The next day R is discharged from hospital –his first day home after whatever it was that prompted his crisis. He has been going downhill slowly for a long time and I’ve known that - but also seen that he was unwilling to accept any offers of help. He was coping with the day to day things – cooking washing etc and therefore felt he was doing OK – but the longer term things – like paying the bills on time or cleaning the kitchen or toilet had escaped him. Last week when I was here I spent most my time cleaning, filing his bills and accounts and throwing away things that were hopelessly broken, beyond repair or cleaning. I tried to do it with sensitivity aware of his pre-war training against throwing anything away “that might come in useful one day”.

The immediate challenge now he is home is to get him used to being there again, being comfortable with having carers come to visit three times a day to do his medication, and check he’s coping with dressing, undressing, washing cooking and whatever. So far he is doing quite well. He appreciates his flat is cleaner (man I even put the curtains through the wash), likes the flowers on the table, thinks the first carer is a good woman. He manages to make his breakfast, and a sandwich in the evening and gets a hot meal at lunchtime. He also worries about the cost of having care, but I try to reassure him that he has been putting aside for a rainy day all his life and this is the rainy day and he needs to let go of those recession-born worries of the ‘30s and the constant strife to be independent – in short to accept that he deserves being cared for now in his old age.

Hopefully in another week’s time I can get R confident about living at home with support- about accepting the support of strangers- and get the legal issues about finances and power of attorney /deputy sorted.
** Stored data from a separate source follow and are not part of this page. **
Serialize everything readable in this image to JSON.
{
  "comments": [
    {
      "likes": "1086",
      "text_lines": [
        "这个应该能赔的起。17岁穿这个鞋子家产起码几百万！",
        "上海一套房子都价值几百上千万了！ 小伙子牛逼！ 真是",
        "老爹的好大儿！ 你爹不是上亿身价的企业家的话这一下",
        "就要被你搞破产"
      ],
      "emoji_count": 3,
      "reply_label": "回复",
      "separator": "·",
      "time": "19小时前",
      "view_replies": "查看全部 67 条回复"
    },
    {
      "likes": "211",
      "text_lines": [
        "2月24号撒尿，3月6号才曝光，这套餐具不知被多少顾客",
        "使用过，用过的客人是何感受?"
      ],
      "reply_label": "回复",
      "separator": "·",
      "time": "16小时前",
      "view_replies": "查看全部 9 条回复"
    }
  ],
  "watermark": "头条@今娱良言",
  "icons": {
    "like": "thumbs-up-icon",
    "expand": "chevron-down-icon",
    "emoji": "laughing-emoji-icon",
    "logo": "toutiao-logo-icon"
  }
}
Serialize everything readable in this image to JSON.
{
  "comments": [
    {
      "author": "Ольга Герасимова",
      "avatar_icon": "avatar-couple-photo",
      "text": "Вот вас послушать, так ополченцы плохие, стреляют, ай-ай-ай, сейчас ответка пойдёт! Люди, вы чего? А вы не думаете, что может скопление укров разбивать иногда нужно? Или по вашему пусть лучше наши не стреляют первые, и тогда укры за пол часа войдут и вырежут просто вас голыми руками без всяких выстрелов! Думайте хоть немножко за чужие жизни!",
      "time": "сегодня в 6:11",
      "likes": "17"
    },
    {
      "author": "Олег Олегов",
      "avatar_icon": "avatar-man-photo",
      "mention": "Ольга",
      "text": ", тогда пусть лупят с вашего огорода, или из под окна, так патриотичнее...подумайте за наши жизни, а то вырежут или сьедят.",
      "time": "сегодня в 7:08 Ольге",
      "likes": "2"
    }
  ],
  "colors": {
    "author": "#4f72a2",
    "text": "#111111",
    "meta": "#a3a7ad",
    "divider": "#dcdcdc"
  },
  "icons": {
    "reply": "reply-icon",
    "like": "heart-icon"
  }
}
It’s been a hard 2-3 weeks but equally a period that has shown me how much I have grown in confidence and capacity over the last five years or so.

As a little candle on this cake I get a completely unexpected email from a friend who I haven’t seen for 8-9 years, who is now an MP, saying "if you are ever in London come and visit me in Parliament". “As a matter of fact I am here right now”- And I get an invite to go to a private reception on the riverside terrace of the House of Commons the same evening- walking in and under the corridors of power and boogying on the banks of the Thames, under the shadow of Big Ben to “Won’t you take me to funky town?” Do I dream the script of my life or is it written in the stars?